Liquidations have surged, wiping out leveraged longs and amplifying the fear spiral. Extreme Fear readings like this the lowest since the COVID meltdown historically signal capitulation: investors are dumping assets irrationally, often overshooting fair value and creating undervaluation.

Panic selling exhausts weak hands, paving the way for stabilization and rebounds as sentiment normalizes. Post-2022 FTX crash: Index hit 10, Bitcoin rallied 300%+ in the following year.

Undervaluation Opportunities; Assets trade at discounts to fundamentals, attracting value hunters. 2020 COVID dip: Extreme Fear at 5 led to a bull run multiplying prices 10x.

Short-term swings intensify, but long-term trends often reverse upward. 2018 bear market: Lows around 12 preceded the 2021 boom. While retail panics, big players accumulate—e.g., institutions scooped up $24B in Bitcoin dips this month despite the fear gauge.

ETFs like BlackRock’s IBIT added holdings during similar 2023 fear episodes.
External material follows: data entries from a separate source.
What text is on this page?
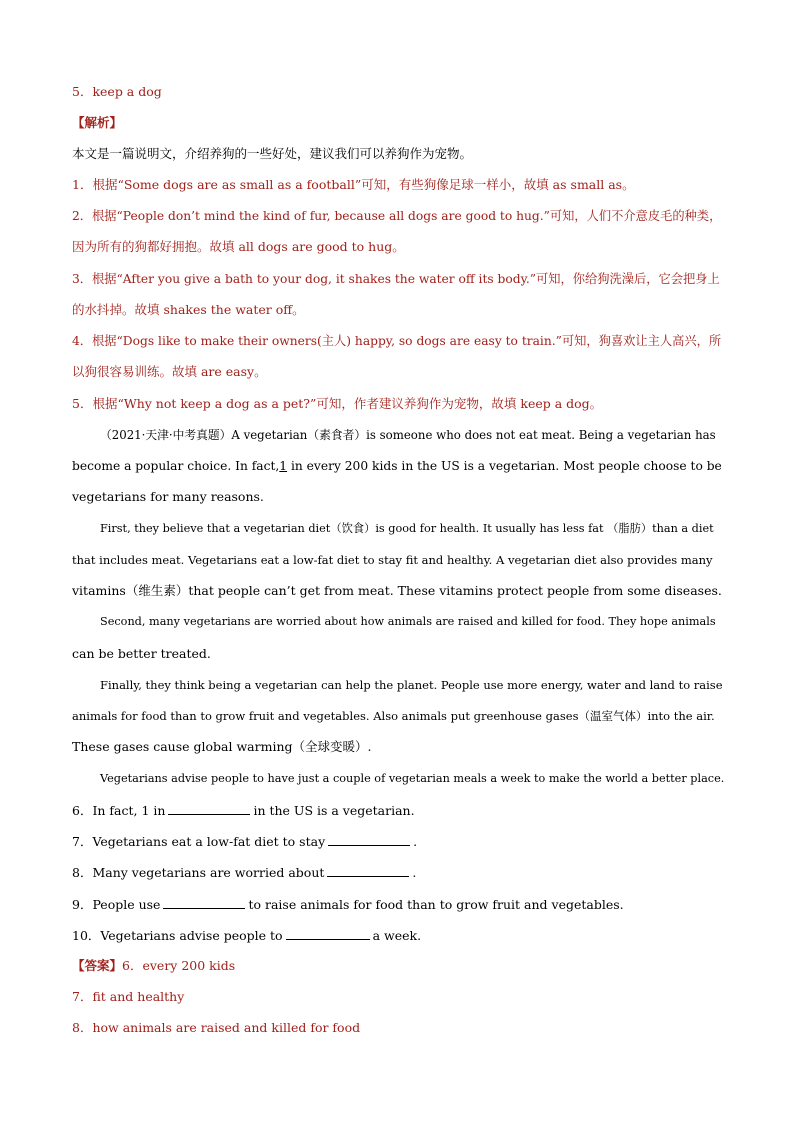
5．keep a dog
【解析】
本文是一篇说明文，介绍养狗的一些好处，建议我们可以养狗作为宠物。
1．根据“Some dogs are as small as a football”可知，有些狗像足球一样小，故填 as small as。
2．根据“People don’t mind the kind of fur, because all dogs are good to hug.”可知，人们不介意皮毛的种类，
因为所有的狗都好拥抱。故填 all dogs are good to hug。
3．根据“After you give a bath to your dog, it shakes the water off its body.”可知，你给狗洗澡后，它会把身上
的水抖掉。故填 shakes the water off。
4．根据“Dogs like to make their owners(主人) happy, so dogs are easy to train.”可知，狗喜欢让主人高兴，所
以狗很容易训练。故填 are easy。
5．根据“Why not keep a dog as a pet?”可知，作者建议养狗作为宠物，故填 keep a dog。
（2021·天津·中考真题）A vegetarian（素食者）is someone who does not eat meat. Being a vegetarian has
become a popular choice. In fact,1 in every 200 kids in the US is a vegetarian. Most people choose to be
vegetarians for many reasons.
First, they believe that a vegetarian diet（饮食）is good for health. It usually has less fat （脂肪）than a diet
that includes meat. Vegetarians eat a low-fat diet to stay fit and healthy. A vegetarian diet also provides many
vitamins（维生素）that people can’t get from meat. These vitamins protect people from some diseases.
Second, many vegetarians are worried about how animals are raised and killed for food. They hope animals
can be better treated.
Finally, they think being a vegetarian can help the planet. People use more energy, water and land to raise
animals for food than to grow fruit and vegetables. Also animals put greenhouse gases（温室气体）into the air.
These gases cause global warming（全球变暖）.
Vegetarians advise people to have just a couple of vegetarian meals a week to make the world a better place.
6．In fact, 1 in	in the US is a vegetarian.
7．Vegetarians eat a low-fat diet to stay	.
8．Many vegetarians are worried about	.
9．People use	to raise animals for food than to grow fruit and vegetables.
10．Vegetarians advise people to	a week.
【答案】6．every 200 kids
7．fit and healthy
8．how animals are raised and killed for food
If macro headwinds worsen (e.g., no rate cuts), fear could deepen, pushing Bitcoin toward $80K. Prolonged 2022 fear led to 70%+ drawdowns before recovery.
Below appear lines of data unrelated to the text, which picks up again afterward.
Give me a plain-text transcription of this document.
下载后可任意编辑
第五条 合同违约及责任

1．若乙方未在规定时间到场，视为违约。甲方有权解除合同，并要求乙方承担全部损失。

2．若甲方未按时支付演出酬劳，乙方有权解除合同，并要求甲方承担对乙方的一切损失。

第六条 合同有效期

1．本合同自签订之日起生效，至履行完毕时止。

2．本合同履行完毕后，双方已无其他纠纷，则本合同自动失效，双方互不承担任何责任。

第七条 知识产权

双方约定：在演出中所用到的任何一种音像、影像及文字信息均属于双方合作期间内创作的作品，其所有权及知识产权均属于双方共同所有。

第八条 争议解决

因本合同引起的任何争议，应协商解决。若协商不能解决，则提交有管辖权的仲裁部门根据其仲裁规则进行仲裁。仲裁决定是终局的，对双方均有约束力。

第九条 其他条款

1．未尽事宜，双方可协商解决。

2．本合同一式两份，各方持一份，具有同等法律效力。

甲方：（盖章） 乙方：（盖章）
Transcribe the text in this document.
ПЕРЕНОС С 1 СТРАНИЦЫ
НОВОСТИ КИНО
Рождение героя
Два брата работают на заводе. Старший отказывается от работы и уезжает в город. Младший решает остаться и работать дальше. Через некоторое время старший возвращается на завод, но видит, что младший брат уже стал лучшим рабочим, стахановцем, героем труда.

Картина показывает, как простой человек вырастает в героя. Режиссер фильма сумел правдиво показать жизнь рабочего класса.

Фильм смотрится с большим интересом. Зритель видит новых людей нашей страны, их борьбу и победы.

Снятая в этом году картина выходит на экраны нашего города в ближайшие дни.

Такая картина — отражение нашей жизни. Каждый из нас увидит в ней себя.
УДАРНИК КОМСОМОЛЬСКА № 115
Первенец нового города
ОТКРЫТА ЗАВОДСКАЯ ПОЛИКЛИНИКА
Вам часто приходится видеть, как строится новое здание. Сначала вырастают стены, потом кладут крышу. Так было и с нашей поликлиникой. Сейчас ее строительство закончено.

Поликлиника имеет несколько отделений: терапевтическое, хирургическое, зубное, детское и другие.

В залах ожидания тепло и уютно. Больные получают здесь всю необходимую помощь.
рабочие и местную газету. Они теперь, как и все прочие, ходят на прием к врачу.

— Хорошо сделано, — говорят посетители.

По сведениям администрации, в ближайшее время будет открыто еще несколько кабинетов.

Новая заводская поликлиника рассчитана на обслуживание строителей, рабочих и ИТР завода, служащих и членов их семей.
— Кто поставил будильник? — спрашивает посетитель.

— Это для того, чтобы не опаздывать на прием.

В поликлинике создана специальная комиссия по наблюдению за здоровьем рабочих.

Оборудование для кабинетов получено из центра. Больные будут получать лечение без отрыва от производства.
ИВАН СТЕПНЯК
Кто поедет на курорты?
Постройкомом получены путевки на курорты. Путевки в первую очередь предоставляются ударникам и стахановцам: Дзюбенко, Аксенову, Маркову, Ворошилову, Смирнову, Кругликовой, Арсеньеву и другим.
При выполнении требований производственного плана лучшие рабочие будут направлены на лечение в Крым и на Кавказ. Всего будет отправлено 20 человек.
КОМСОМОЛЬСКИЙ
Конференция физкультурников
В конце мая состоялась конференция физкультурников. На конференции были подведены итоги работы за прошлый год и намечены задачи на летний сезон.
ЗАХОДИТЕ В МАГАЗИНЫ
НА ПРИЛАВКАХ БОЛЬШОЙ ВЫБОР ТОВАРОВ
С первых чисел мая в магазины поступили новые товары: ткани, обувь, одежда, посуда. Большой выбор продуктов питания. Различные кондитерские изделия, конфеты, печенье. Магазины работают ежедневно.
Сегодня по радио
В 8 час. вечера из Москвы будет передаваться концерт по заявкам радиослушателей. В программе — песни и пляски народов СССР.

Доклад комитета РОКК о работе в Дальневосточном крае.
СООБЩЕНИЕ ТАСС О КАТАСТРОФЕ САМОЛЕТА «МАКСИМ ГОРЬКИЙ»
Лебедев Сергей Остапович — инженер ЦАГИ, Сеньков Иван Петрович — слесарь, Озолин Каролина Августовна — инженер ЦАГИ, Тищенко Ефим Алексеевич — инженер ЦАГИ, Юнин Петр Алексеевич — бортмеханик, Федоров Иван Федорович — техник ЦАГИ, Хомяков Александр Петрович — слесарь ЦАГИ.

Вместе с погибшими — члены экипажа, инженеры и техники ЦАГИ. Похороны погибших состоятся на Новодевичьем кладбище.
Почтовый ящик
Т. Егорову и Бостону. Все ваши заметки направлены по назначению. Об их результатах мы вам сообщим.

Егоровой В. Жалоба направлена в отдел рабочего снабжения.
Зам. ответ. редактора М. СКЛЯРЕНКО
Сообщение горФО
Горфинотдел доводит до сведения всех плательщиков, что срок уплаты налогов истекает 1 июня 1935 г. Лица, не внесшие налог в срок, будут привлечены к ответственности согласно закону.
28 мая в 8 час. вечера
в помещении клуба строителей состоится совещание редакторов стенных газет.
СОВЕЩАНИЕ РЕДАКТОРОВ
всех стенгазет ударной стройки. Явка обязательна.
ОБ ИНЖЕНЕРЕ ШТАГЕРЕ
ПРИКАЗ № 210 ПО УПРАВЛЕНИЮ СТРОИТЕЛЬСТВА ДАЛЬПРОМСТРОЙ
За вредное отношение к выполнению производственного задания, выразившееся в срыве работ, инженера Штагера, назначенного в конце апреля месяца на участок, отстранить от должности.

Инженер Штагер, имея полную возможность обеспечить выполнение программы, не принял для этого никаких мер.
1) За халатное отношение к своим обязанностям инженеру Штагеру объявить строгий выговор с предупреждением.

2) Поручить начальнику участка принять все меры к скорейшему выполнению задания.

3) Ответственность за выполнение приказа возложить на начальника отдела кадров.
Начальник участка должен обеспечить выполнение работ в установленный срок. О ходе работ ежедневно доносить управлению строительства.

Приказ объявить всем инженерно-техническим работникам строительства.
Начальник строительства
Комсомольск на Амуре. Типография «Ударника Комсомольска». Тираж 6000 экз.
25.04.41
In essence, this level quantifies herd behavior gone haywire—contrary to Warren Buffett’s adage: “Be fearful when others are greedy, and greedy when others are fearful.”

It doesn’t predict prices but highlights emotional extremes that can inform rebalancing: extreme fear often precedes growth spurts as markets mean-revert.
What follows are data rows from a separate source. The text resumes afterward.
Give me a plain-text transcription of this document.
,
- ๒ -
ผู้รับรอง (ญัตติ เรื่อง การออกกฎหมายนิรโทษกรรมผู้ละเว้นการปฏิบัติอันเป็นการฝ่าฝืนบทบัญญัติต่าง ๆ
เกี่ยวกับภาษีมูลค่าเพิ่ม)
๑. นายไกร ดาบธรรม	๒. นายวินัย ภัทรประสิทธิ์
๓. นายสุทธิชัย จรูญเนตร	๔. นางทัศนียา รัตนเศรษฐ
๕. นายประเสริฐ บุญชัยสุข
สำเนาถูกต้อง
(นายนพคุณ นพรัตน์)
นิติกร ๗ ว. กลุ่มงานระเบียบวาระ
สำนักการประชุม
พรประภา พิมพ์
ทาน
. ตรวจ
The index acts as a sentiment thermometer, nudging decisions toward contrarianism rather than FOMO. It won’t dictate buys/sells but helps calibrate risk. Tailor based on your horizon and tolerance—remember, this isn’t advice; DYOR and consider diversification.

Extreme Fear screams “bargain basement.” History shows 80%+ of such readings lead to 50%+ rallies within 6 months. Institutions are already loading up—join if conviction holds.

Tight Risk Management / Wait for Signals: Prioritize stops and avoid leverage—volatility could spike further. Use the index to time entries (e.g., buy on fear spikes above 20) or short if it stays pinned low.

Avoid knee-jerk sells; DCA into dips to average down without timing the bottom. Rebalance portfolios toward stables if fear persists. View this as a “capitulation signal”—scour for undervalued alts or BTC. Tools like on-chain metrics confirm exhaustion.

In 2025’s choppy waters, this fear could be the setup for 2026’s greed-fueled surge, but only if catalysts like rate cuts or ETF approvals materialize. For context, Bitcoin dipped below $90K recently amid broader economic jitters, but contrarian voices on X are buzzing about this as a “capitulation signal.